From 71846d2717b655962d079743f9a5a2533c4582b1 Mon Sep 17 00:00:00 2001
From: wyang338 <weichuyang777@gmail.com>
Date: Sat, 22 Feb 2025 19:41:51 -0600
Subject: [PATCH] Jupyter_way outline done

---
 p4/Outline.md | 64 +++++++++++++++++++++++++++++++++++++++++++++++++++
 1 file changed, 64 insertions(+)
 create mode 100644 p4/Outline.md

diff --git a/p4/Outline.md b/p4/Outline.md
new file mode 100644
index 0000000..ee5ad84
--- /dev/null
+++ b/p4/Outline.md
@@ -0,0 +1,64 @@
+# Part1: Setup and SQL Query
+
+Offer them `docker-compose.yml` , `Dockerfile.sql` , `Dockerfile.hdfs` and `Dockerfile.notebook`, while they are required to complete `Dockerfile.namenode`, `Dockerfile.datanode` .
+
+In `Dockerfile.sql`, we download data, deploy SQL server, get it ready to be queried
+
+Then the whole system can be established by running `docker compose up` .
+
+**Q1: Connect to SQL server and query** 
+
+In jupyter, use `mysqlconnector` to connect to SQL server, then do specific queries, then print the result.
+
+**Q2: Persist a table from SQL**
+
+Read a table from SQL server and save it separately  `input.parquet`. 
+
+# Part2 Data Upload and HDFS status
+
+**Q3: Check the number of living datanodes**
+
+run `hdfs dfsadmin -fs -report` command to get the status of HDFS.
+
+<br>
+Then upload and `input.parquet` to HDFS with 2x replication.
+
+**Q4: what are the logical and physical sizes of the parquet files?**
+
+Run `hdfs dfs -du -h hdfs://boss:9000/`
+
+# Part3 PyArrow
+
+**Q5: What is the average of `XXX` (something like this)**
+
+Use PyArrow to read from HDFS and do some calculation.  
+<br>
+
+
+Ask them to do some more complex calculations and store results as a `output.parquet` back to HDFS with 1 replication. 
+
+**Q6: blocks distribution across the two DataNode for** `output.parquet` (2x)

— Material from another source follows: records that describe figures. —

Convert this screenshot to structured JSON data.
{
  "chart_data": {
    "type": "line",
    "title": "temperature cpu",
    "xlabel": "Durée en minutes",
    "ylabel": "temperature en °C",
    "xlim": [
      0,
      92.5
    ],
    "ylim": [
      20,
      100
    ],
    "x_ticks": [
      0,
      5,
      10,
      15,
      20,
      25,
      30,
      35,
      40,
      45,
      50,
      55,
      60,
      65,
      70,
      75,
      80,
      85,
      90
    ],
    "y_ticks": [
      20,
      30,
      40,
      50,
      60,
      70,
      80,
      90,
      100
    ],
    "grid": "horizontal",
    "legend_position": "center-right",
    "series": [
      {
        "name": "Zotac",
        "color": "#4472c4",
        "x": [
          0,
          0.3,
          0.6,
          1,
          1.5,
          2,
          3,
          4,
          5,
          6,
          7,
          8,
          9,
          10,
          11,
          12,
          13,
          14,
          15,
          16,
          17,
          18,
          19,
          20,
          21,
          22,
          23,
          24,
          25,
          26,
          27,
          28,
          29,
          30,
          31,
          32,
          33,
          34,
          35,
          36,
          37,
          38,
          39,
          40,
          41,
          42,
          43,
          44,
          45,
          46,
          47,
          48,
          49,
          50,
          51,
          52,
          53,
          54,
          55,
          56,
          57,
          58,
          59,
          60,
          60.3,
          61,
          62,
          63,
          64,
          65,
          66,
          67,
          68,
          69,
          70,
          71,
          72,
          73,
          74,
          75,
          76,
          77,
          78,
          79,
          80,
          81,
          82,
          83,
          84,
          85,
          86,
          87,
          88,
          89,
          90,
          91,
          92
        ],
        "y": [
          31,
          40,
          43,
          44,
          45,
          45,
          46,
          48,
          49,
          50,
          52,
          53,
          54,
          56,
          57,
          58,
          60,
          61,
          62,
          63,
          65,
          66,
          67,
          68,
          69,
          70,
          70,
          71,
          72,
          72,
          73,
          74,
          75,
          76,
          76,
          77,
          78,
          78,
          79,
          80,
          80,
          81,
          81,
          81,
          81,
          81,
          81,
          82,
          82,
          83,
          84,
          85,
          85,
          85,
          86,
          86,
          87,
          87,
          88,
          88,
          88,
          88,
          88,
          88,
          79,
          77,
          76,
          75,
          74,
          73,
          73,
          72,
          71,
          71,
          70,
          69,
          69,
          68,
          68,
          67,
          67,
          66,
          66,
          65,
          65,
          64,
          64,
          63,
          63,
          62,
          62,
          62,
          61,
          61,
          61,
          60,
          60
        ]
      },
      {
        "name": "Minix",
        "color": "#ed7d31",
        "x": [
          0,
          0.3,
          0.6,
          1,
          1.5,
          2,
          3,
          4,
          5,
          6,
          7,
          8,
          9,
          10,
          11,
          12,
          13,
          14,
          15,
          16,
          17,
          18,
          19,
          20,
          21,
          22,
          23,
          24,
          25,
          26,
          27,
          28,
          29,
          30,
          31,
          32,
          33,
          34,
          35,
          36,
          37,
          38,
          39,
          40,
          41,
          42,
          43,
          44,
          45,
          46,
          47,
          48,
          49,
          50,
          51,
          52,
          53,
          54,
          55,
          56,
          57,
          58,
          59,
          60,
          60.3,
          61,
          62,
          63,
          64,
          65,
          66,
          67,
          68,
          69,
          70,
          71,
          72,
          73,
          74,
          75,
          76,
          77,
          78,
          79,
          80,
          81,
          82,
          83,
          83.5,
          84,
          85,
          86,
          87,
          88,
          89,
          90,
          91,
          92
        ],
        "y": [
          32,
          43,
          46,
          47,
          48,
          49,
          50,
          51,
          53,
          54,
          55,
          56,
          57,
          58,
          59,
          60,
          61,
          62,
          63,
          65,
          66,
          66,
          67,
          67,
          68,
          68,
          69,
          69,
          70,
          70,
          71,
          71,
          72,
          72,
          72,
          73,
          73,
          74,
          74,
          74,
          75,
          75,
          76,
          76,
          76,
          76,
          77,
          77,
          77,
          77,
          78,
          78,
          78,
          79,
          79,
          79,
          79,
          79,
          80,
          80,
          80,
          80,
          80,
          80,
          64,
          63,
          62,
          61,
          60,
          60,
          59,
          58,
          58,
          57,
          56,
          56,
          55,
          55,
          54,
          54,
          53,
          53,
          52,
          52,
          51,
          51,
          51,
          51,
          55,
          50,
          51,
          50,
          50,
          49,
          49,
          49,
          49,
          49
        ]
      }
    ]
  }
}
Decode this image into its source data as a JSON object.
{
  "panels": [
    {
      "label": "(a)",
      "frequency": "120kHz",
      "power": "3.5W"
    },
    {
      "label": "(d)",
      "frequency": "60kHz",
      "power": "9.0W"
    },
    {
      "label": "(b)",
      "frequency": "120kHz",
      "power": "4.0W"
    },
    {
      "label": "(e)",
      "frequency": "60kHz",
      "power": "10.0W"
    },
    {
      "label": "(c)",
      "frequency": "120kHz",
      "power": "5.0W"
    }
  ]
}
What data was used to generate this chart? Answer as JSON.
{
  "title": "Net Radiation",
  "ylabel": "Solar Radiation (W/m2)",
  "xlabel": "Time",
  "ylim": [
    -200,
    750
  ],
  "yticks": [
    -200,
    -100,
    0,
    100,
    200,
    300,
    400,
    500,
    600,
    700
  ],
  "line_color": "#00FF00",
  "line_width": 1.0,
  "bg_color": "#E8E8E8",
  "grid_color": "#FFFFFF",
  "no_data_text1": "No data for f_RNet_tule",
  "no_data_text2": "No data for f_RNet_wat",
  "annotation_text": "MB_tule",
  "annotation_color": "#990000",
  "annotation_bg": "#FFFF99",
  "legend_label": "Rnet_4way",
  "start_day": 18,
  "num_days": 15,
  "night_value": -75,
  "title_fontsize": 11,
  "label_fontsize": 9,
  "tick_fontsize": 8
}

+Use the WebHDFS `OPEN` operation with `offset` 0 and `noredirect=true`  to get it.
+
+output is like:`{'755329887c2a': 9, 'c181cd6fd6fe': 7}`
+
+**Q7: blocks distribution across the two DataNode for** `output.parquet` (1x)
+
+Use the WebHDFS `GETFILEBLOCKLOCATIONS` and iterate every block for counting.
+
+# Part 4: Disaster Strikes
+
+Kill one datanode manually.
+
+**Q8: how many live DataNodes are in the cluster?**
+Run `hdfs dfsadmin -fs -report` again, but expecting `Live datanodes (1)`
+
+
+<br>
+Ask students to access `result.parquet` , which expected to fail.
+
+**Q9:  how many blocks of single.parquet were lost?**
+
+Use `OPEN` or `GETFILEBLOCKLOCATIONS` to get that.
+
+**Q10:  return specific line of output by recalculate with replicated** `input.parquet`
\ No newline at end of file
-- 
GitLab